Отец метнулся мимо меня, и громила-евнух завизжал, когда его пронзила сталь. Отбив клинок солдата, я сделал выпад, но слишком поспешно!
Он поймал меня самым концом своего меча, брызнула кровь, но я ударил слева, и острое, как бритва, лезвие наполовину отсекло ему руку. Он отшатнулся, и рабы, увидев свой счастливый случай, отшвырнули корзины и бросились к калитке.
Солдат, которого я ударил, снова пошел на меня, но мой клинок пронзил его, а отец был уже у калитки.
— Слишком медлишь, сынок! — крикнул он. — Иди, поучись, как надо!
Но как раз в тот миг, когда он собрался проскочить через проем, великан-стражник захлопнул калитку. Щелкнул замок. А вдалеке уже слышались крики и топот бегущих людей.
Ключ исчез.
И наши шансы исчезли вместе с ним, если только…
— Отойди! — сказал я и засунул одну из своих свинцовых труб за ручку калитки, рядом с гнездом, куда входил засов.
Вторую я подвесил на бечевке к петле, а потом поджег оба фитиля.
— Назад! — крикнул я. — Отойди!
— Что это? — Отец схватил меня за руку. — Что ты делаешь?
— Китайцы называют это «хуо-яо», химическим огнем, — не очень вразумительно объяснил я.
Топот бегущих ног приближался; снаружи в калитку колотил стражник.
Огонь полз по шипящим шнурам. Сердце мое лихорадочно колотилось. А вдруг слишком мокро? А вдруг в книге ошибка? Наполовину боясь сил, которые я мог выпустить на свободу, я отступил назад, увлекая за собой отца и девушку.

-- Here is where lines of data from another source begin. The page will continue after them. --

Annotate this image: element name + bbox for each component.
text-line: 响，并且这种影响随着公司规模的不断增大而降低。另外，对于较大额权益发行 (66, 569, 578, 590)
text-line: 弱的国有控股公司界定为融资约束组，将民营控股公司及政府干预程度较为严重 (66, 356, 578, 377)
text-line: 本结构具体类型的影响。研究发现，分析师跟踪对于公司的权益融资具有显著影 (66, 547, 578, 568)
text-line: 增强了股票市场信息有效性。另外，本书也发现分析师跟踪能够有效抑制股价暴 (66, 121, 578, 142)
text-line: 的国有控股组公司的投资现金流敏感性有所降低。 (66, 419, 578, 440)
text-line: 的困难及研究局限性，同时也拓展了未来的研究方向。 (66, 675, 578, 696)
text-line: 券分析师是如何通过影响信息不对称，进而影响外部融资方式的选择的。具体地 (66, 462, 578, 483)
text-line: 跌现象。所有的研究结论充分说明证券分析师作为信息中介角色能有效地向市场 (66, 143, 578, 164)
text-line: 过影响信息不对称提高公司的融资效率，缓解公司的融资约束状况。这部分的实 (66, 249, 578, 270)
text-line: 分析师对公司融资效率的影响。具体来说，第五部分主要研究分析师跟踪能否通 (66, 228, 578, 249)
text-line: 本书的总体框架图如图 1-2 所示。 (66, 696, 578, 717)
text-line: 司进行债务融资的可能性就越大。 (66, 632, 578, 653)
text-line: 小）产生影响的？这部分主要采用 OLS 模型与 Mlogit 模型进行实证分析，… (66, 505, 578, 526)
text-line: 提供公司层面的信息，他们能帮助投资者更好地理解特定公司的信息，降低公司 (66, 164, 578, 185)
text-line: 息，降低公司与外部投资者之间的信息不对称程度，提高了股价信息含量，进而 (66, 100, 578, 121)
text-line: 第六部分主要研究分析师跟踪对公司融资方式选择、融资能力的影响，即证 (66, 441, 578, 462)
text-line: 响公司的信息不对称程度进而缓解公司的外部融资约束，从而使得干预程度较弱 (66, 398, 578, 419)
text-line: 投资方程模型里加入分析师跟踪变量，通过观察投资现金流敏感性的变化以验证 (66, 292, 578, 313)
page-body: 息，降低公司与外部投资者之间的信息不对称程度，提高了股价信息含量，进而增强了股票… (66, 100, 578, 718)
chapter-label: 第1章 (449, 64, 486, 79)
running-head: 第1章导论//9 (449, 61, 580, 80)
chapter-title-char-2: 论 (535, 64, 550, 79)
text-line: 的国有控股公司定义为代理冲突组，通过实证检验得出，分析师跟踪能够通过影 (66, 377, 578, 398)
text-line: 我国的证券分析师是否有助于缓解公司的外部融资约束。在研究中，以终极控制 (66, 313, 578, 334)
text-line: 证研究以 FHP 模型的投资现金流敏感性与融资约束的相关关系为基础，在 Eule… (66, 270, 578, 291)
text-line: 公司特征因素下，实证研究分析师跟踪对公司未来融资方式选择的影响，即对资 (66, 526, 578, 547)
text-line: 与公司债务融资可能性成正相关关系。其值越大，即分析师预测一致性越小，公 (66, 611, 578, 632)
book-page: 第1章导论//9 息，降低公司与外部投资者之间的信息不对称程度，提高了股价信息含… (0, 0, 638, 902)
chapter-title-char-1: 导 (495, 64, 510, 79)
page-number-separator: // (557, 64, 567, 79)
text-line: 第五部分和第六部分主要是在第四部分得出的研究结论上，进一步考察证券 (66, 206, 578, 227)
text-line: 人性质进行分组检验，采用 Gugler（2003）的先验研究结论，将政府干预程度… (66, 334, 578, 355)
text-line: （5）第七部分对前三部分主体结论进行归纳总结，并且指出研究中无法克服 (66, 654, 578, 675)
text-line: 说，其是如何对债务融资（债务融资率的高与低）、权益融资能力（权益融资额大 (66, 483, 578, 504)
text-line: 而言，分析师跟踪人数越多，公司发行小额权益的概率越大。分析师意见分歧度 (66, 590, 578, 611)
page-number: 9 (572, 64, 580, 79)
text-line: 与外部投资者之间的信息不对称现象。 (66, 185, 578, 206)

Правда ли это? То, что я когда-то давно читал в Кордове? Что гром, молния и разрушение скрыты в этом порошке?
К нам мчались вооруженные люди, в свете факелов поблескивали обнаженные клинки. Теперь они бежали через сад, между деревьями…
Ночь разлетелась вдребезги, расколотая вспышкой, рванулось вверх чудовищное полотнище пламени, потом второе. Что-то пронеслось мимо моей головы с сердитым ворчанием, и нас окутали клубы удушливого дыма.
Люди позади нас остановились, ошеломленные громоподобным грохотом, дымом и чудовищными световыми вспышками. Сквозь дым мы увидели разбитую вдребезги калитку, остатки которой держались только на нижней петле.
Отец первым проскочил в дыру, мы последовали за ним сразу же. Наружному стражнику оторвало голову и руку по самое плечо — только это я заметил на бегу, когда мы карабкались по гладко выметенным бурей камням на склоне горы и спрыгивали с них, мне было некогда смотреть по сторонам, ибо, словно из зависти к нашему взрыву, буря разразилась со всей яростью.
Пламенные копья молний с грохотом вонзались в горный склон, разрывая завесу туч извивающимися огненными змеями, которые с невероятной скоростью метались среди обнаженных горных вершин.
Мы с криком мчались во тьму ночи, обезумев от радости освобождения, а вокруг нас и впереди бежали рабы, тоже освобожденные.
Мы падали, карабкались, рвались вперед, безумие наше не ослабевало. Прямо под нами был луг, и — да будет благословен Аллах! — из темноты выезжал Хатиб с лошадьми. Над нами возвышались массивные стены Аламута — и вдруг, словно из-под земли, возникла дюжина солдат.
Отец, опьяненный, как берсеркер[29], свободой, бурей и ощущением долгожданного меча в руке, метнулся им навстречу и смахнул ближайшему голову с плеч, а потом на них обрушились рабы. Один запрыгнул на плечи солдату и стал выдирать ему глаза длинными пальцами-граблями.